Les Amphibiens de France colonisent des milieux très variés. Ils peuvent être très discrets ou au contraire bruyants, diurnes ou nocturnes. Cette variété de comportements fait qu’il n’existe pas une méthode d’inventaire pour l’ensemble des espèces suspectées dans une région. La réussite d’un inventaire va le plus souvent passer par la combinaison de différentes techniques permettant de détecter les Amphibiens.

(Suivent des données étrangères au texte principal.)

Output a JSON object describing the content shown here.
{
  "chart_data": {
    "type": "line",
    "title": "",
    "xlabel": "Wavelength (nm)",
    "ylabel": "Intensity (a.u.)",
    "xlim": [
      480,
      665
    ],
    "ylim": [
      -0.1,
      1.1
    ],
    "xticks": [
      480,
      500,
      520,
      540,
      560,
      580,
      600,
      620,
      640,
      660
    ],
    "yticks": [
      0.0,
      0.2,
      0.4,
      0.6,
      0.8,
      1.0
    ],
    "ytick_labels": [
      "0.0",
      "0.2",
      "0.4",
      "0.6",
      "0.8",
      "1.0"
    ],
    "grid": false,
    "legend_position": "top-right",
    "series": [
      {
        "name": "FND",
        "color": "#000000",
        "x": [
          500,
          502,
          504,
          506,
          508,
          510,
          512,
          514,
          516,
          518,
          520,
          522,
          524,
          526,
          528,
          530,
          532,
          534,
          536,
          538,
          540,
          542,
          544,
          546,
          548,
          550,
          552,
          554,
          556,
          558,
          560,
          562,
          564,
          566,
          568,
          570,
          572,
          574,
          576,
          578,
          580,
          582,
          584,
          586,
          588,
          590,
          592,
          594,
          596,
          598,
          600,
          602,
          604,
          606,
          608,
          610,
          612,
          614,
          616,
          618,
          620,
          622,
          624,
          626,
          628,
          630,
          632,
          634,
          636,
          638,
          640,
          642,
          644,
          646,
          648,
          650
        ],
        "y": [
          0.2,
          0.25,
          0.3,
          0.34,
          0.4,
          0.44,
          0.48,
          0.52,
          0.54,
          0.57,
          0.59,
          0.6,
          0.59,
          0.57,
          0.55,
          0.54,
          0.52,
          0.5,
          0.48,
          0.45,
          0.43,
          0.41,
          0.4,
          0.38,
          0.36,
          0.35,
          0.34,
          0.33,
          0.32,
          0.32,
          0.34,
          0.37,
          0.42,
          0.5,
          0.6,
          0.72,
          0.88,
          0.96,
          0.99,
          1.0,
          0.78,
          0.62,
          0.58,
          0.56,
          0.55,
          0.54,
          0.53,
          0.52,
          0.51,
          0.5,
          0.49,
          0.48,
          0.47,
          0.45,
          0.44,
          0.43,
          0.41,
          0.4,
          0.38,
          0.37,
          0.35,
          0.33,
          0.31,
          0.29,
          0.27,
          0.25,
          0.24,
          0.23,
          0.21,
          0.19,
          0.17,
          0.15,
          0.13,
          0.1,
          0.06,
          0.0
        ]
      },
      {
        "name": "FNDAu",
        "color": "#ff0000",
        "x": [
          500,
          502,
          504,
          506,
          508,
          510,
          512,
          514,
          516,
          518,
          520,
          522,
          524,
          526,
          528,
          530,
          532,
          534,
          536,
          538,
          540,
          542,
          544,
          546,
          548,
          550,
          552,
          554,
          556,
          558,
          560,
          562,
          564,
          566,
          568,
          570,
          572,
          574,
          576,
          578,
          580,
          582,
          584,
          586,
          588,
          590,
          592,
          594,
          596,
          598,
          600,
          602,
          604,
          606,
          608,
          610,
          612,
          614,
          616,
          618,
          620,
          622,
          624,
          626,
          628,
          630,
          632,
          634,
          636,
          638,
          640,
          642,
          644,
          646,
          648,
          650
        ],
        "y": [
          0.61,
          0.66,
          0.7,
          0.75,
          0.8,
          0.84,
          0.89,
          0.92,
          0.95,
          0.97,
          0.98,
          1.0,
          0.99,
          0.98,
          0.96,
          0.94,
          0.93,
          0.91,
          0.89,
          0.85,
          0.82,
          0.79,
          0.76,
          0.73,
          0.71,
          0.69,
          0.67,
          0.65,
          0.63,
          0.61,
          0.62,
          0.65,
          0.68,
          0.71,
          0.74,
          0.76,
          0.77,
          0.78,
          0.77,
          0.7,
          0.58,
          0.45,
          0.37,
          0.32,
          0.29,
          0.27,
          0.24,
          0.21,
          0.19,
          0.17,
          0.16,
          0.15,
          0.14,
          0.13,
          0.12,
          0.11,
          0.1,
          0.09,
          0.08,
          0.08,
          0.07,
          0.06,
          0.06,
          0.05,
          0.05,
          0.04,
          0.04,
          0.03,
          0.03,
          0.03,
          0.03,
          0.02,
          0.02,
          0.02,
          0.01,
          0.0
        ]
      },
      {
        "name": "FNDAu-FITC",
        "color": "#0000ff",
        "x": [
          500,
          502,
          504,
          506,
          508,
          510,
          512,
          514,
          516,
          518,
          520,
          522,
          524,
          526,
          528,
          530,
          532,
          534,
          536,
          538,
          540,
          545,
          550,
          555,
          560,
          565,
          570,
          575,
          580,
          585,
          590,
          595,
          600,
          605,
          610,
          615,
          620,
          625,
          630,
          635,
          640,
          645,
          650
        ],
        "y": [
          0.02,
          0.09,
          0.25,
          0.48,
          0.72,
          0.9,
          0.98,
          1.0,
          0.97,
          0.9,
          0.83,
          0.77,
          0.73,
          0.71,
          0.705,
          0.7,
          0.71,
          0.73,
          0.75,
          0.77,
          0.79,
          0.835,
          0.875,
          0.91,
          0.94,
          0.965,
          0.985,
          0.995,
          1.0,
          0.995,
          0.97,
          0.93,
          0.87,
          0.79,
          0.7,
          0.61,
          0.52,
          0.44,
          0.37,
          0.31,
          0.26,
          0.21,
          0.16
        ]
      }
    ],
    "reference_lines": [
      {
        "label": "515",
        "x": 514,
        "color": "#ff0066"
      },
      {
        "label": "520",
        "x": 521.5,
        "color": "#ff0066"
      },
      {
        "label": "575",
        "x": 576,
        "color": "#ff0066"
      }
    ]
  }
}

Les Amphibiens de France sont des espèces protégées1. La capture des Grenouilles vertes relève des lois sur la pêche amateur. La Grenouille rousse peut faire l’objet d’autorisation de capture et/ou d’élevage par des pisciculteurs.
Pour la réalisation d’un inventaire d’Amphibiens nécessitant une capture (même pour la simple manipulation en vue de son identification), que cela soit des œufs, larves, têtards ou adultes, il faudra faire la demande officielle d’autorisation de capture à la préfecture du département concerné.
Techniques sans capture (ne nécessitant pas d’autorisation)
Détection des migrateurs
La migration de reproduction des sites terrestres aux sites aquatiques est un moment privilégié pour détecter les Amphibiens. On parcourt à petite vitesse un trajet de routes et chemins proches de sites aquatiques. Des voies migratoires importantes sont souvent révélées par de nombreux animaux écrasés.
Détection des Anoures chanteurs
Le chant des Anoures est spécifique et il permet d’identifier les différentes espèces. On choisit des points d’écoute permettant de couvrir des zones potentielles de présence d’espèces. Les chants sont diurnes et nocturnes.
Détection visuelle des Amphibiens à l’eau
L’utilisation d’une lampe de forte puissance permet de détecter de nuit des Amphibiens présents dans les sites de reproduction. On parcourt doucement le pourtour des sites aquatiques en observant les bordures et zones d’eau suffisamment transparentes.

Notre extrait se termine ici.